Friday, May 23, 2014 —
STATESVILLE, N.C. -- In the summer of 1755, 50 soldiers arrived on a remote hilltop near present-day Statesville with orders to build a fort to guard local settlers and mark the edge of the British Empire. Fort Dobbs State Historic Site will offer a glimpse of life on the North Carolina frontier June 14-15. The lives of both the soldiers and settlers who lived on what was then the edge of civilization will be highlighted.
Named for royal governor Arthur Dobbs and commanded by Hugh Waddell, the fort was the base of operations for Waddell's troops during the French and Indian War, which had been the climax of centuries of tension between England and France. The western frontier was considered dangerous, and on occasion colonists would stay close to the fort's fortifications to remain protected from attacks by French-allied Indians.

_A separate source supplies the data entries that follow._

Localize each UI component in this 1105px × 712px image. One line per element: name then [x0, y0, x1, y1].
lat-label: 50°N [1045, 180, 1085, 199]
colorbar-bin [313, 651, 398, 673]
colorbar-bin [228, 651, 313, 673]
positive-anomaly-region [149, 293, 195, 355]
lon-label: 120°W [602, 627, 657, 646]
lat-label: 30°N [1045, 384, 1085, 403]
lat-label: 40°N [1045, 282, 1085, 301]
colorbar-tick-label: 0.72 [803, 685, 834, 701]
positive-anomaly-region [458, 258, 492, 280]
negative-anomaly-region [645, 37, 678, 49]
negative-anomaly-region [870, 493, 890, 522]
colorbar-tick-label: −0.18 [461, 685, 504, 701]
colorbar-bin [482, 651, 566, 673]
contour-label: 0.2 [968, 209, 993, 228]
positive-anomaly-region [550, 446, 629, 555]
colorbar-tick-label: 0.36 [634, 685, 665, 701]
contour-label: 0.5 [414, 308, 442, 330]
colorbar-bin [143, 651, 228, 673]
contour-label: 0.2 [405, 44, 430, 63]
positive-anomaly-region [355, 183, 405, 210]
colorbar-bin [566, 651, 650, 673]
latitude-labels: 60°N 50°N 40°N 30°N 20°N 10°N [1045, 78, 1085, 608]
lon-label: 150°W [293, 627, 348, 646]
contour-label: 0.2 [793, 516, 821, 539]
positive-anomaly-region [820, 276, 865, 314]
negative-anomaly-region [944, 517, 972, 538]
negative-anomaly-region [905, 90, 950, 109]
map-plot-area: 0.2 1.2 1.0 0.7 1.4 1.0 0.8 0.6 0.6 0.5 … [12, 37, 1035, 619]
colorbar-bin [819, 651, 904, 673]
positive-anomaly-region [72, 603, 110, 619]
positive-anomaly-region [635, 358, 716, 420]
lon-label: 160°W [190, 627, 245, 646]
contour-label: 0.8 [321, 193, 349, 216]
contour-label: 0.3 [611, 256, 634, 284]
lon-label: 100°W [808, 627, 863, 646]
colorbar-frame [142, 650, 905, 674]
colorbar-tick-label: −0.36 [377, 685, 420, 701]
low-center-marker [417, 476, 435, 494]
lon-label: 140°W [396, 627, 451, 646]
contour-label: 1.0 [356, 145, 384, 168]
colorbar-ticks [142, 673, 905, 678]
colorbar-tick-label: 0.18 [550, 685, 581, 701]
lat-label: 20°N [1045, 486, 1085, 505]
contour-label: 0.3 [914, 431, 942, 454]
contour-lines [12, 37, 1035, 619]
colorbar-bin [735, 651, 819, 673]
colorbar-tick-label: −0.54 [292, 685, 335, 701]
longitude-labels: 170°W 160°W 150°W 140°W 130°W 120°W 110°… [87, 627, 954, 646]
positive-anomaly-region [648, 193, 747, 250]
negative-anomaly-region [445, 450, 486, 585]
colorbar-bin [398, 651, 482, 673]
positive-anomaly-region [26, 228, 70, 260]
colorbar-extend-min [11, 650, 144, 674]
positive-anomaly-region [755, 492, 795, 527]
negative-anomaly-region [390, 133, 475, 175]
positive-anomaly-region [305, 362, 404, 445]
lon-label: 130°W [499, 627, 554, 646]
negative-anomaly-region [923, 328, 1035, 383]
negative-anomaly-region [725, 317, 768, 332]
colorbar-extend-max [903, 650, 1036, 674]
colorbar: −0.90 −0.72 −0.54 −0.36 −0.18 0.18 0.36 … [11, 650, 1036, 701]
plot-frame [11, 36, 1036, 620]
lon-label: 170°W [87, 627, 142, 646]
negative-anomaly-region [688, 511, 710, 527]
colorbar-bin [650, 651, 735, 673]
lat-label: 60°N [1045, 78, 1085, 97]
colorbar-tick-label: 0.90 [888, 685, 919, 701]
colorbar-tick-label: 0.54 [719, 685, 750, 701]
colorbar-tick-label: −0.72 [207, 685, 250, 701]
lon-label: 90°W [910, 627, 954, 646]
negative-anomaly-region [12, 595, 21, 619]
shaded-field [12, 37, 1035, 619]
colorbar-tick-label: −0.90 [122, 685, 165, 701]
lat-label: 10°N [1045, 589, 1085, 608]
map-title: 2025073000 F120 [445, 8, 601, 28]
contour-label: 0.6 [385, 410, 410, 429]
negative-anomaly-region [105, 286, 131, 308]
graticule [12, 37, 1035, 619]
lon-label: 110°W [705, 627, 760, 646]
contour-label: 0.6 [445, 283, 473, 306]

This living history program will feature historic interpreters portraying American provincial soldiers and their Catawba Indian allies.Musket firing demonstrations at 11 a.m. and 2 p.m. Saturday, cannon firings at noon and 3 p.m. on Saturday and ongoing displays of 18th century military camp life on both Saturday and Sunday will be featured. The free program will run from 10 a.m. to 4 p.m. on Saturday and from 10 a.m. to 3 p.m. on Sunday.
Visitors will be transported to a time without the creature comforts and conveniences taken for granted today. This educational program at a state historic site will give life to North Carolina's past experiences and traditions and demonstrates the value of living history to students and adults.
For more information call (704) 873-5882 or visit www.fortdobbs.org. Fort Dobbs is the only state historic site dedicated to the period of the French and Indian War (1754-1763), also known as the Seven Years War. Located at 438 Fort Dobbs Rd. in Statesville, it is North Carolina's only link to a war for empire that crossed five continents and lasted nearly 10 years, and is part of the Division of State Historic Sites.